« Priscilla » de Sofia Coppola : la face cachée du mythe Presley


On pourrait lire la vie d’Elvis et de Priscilla Presley à travers le prisme de l’emprise. Celle que le colonel Parker, manager escroc, infligeait à la rock star, et celle que le chanteur a fait subir à sa très jeune épouse, Priscilla Beaulieu.
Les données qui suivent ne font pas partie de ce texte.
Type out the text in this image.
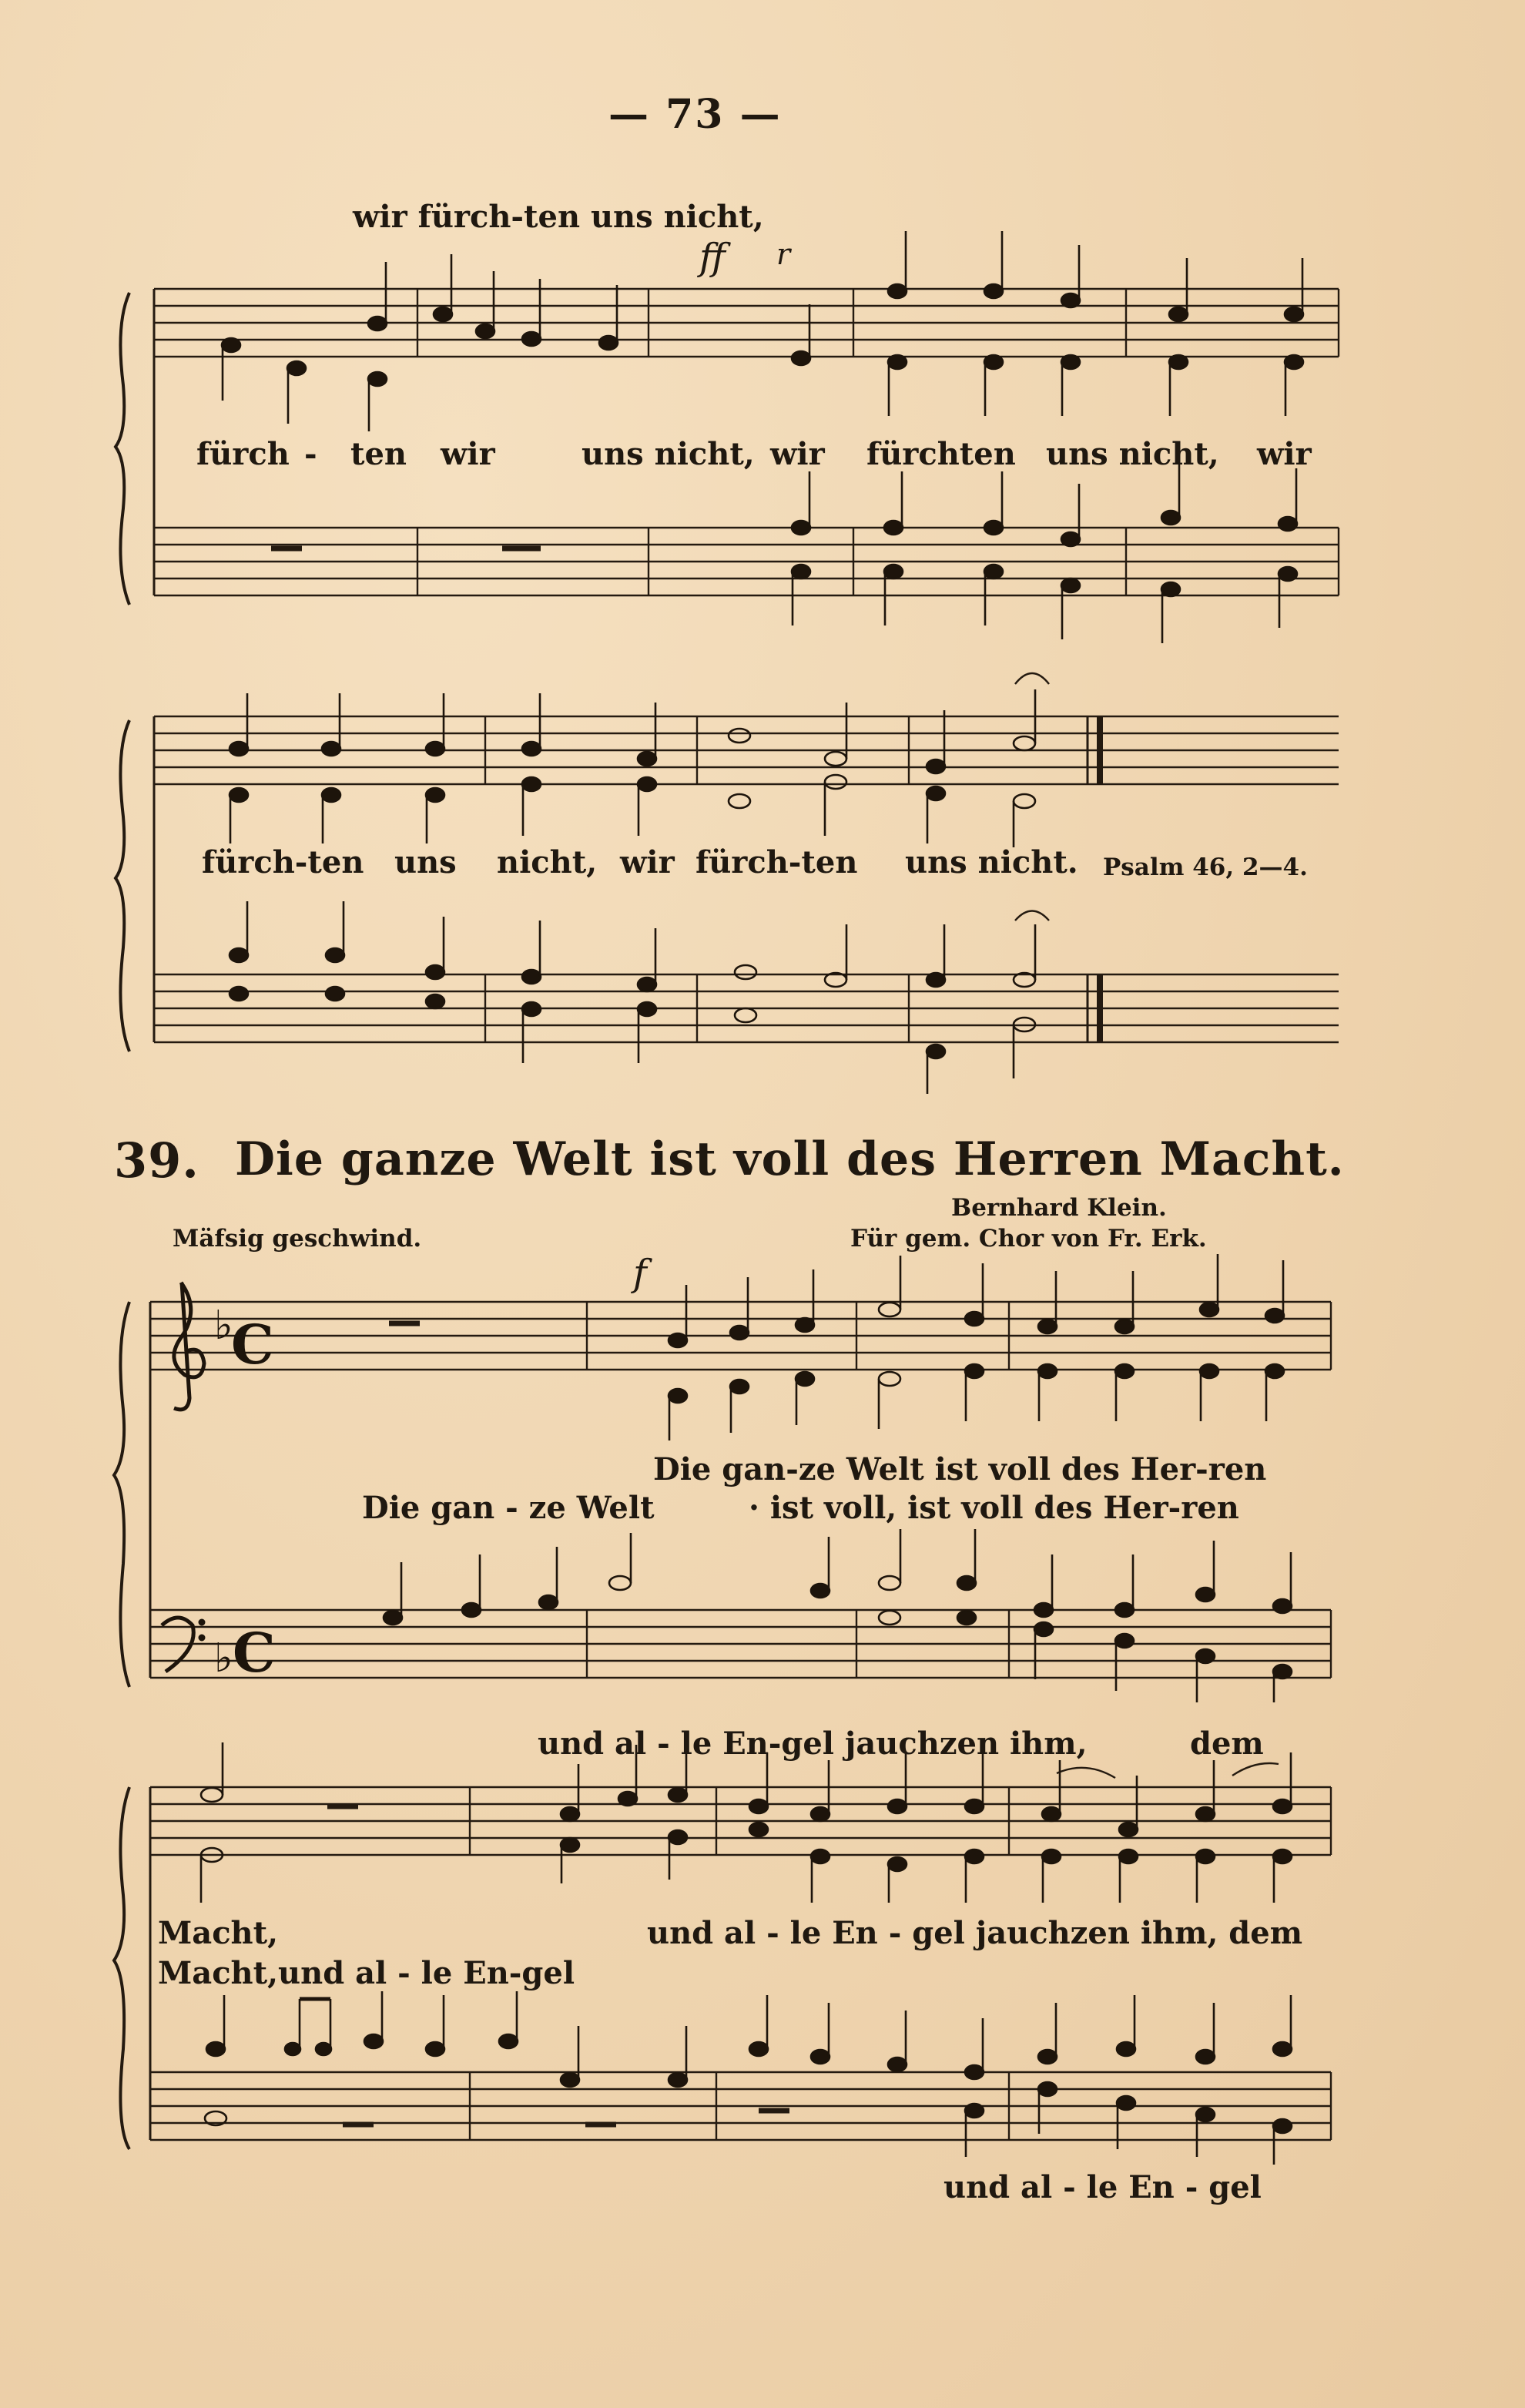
— 73 —
♭
C
♭ C
wir fürch-ten uns nicht,
ff r
fürch - ten wir	uns nicht, wir fürchten uns nicht, wir
fürch-ten uns nicht, wir fürch-ten uns nicht. Psalm 46, 2—4.
39. Die ganze Welt ist voll des Herren Macht.
Bernhard Klein.
Mäfsig geschwind.	Für gem. Chor von Fr. Erk.
f
Die gan-ze Welt ist voll des Her-ren
Die gan - ze Welt	· ist voll, ist voll des Her-ren
und al - le En-gel jauchzen ihm,	dem
Macht,	und al - le En - gel jauchzen ihm, dem
Macht,und al - le En-gel
und al - le En - gel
Le film de Sofia Coppola, inspiré des mémoires de Priscilla, « Elvis et moi » (1985), est l’exact inverse du biopic de Baz Luhrmann, qui enrobait Elvis d’un festival d’effets visuels et sonores.

Le point de vue est ici uniquement celui de Priscilla, collégienne de 14 ans quand elle a rencontré Presley, de dix ans son aîné, sur une base militaire en Allemagne. Ce qui intéresse la cinéaste, dans la lignée de « Virgin Suicides », « Marie-Antoinette » et, dans une moindre mesure, de « Lost in translation », c’est la construction d’une identité, la transformation d’une adolescente en adulte dans un contexte hors normes et un décor de contes de fées (pour qui aime les architectures façon meringue).

Très vite, le palais kitsch de Graceland se transforme en prison

Après quelques mois de cour assidue et chaste, Elvis (Jacob Elordi) fait venir Priscilla (Cailee Spaeny, fascinante) à Graceland, où elle reste la plupart du temps seule quand elle n’accompagne pas Elvis et ses amis dans des virées nocturnes et alcoolisées. Lycéenne le jour dans une très stricte institution catholique, « Cilla » est façonnée par son futur mari qui se mêle de choisir le motif de ses robes et la couleur de ses cheveux. Très vite, le palais kitsch se transforme en prison où la jeune fille, destinée à être une sage épouse et mère au foyer, traîne son désœuvrement.

Depuis son premier long métrage, Sofia Coppola détricote le rêve américain. Comme toujours, la décoration est soignée, de même que la musique qui joue sur les tubes d’époque et des sonorités plus contemporaines. Cette atmosphère pop couleur bonbon surligne le contraste entre le rêve de l’adolescente et la réalité de sa vie avec un Elvis drogué aux amphétamines, infidèle de surcroît. Une star qui n’est montrée qu’une seule fois sur scène, de dos, pour mieux éclairer l’envers du décor et raconter l’émancipation d’une femme qui a choisi, en quittant l’idole, de tracer son propre chemin.

Priscilla, de Sofia Coppola, États-Unis, 1 h 53, en salles le 3 janvier.